When it comes to access to medical care, Buena Vista residents also defy the norm. A 2009 study by the UCLA Center for Health Policy Research found that children of Mexican immigrants are “three times more likely than children of U.S. born whites to have no usual place to obtain regular medical care” (13.8 percent versus 3.9 percent). At Buena Vista, 97 percent of the families with children said that they had a usual source of medical care for their children. The largest plurality of the responders, 28 percent, said they used Stanford’s medical facilities (Stanford Hospitals and Clinics and the Lucile Packard Children’s Hospital). Others identified the Mayview Community Clinic (25 percent); Kaiser-Permanente (15 percent) and the Palo Alto Medical Foundation (13 percent) as their usual sources of care for their children.
“Overall, these data suggest that medical care is generally quite available to the children in Buena Vista, despite the relatively low income of their parents,” the report states.
Numbers were less positive when it came to dental care. Responses from Buena Vista residents indicated that 80 percent of the families couldn’t afford to pay for their children’s needed dental care. The survey also found that one third of the children have not visited a dentist in the past 24 months.
The study concluded that overall, “the children living in Buena Vista, despite being raised in a low-income family and despite the problems often faced by Hispanic families in California, are benefiting from a strong educational experience, and the local availability of health insurance and health care providers.”
“These benefits stand in stark contrast to low-income Hispanic children living in less affluent communities than Palo Alto, communities that do not enjoy the same educational and health care resources,” the authors wrote. “It remains an open question how the life course trajectory of these children would be affected were the Buena Vista Mobile Home Park to be closed, necessitating relocation of these families to communities without the same level of resources and amenities.”

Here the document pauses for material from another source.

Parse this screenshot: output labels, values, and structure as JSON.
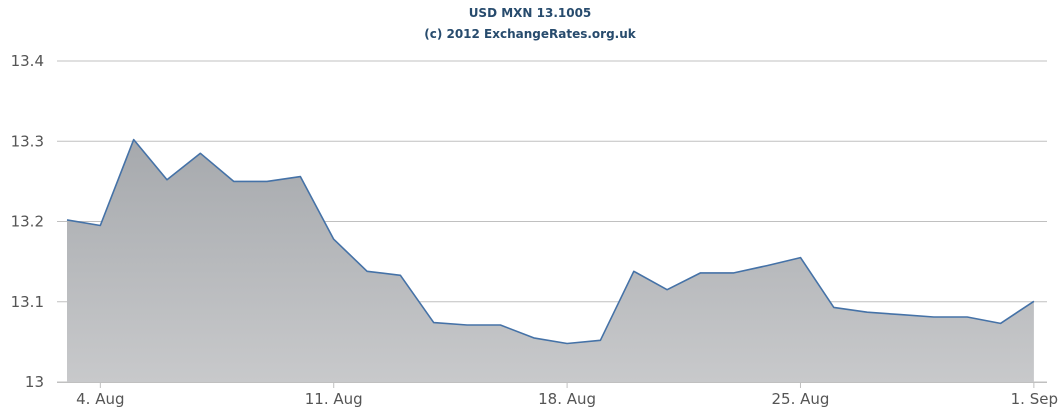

Barr, who summarized the study’s findings at Monday’s council meeting, said the study was prompted by his and Padilla’s realization that very little is known about the children of Buena Vista, a community that rarely made headlines before the proposed closure. The study alludes to the “scarcity of accurate information about the individuals and families who live there.” This prompted the Stanford professors and their graduate students to ask: Who are they?
“The children of Buena Vista — all 129 of them — are getting substantial benefits from living in a community such as Palo Alto with the facilities and amenities such as the school district and the medical care facilities that are a tremendous benefit and resource to them,” Barr told the council Monday.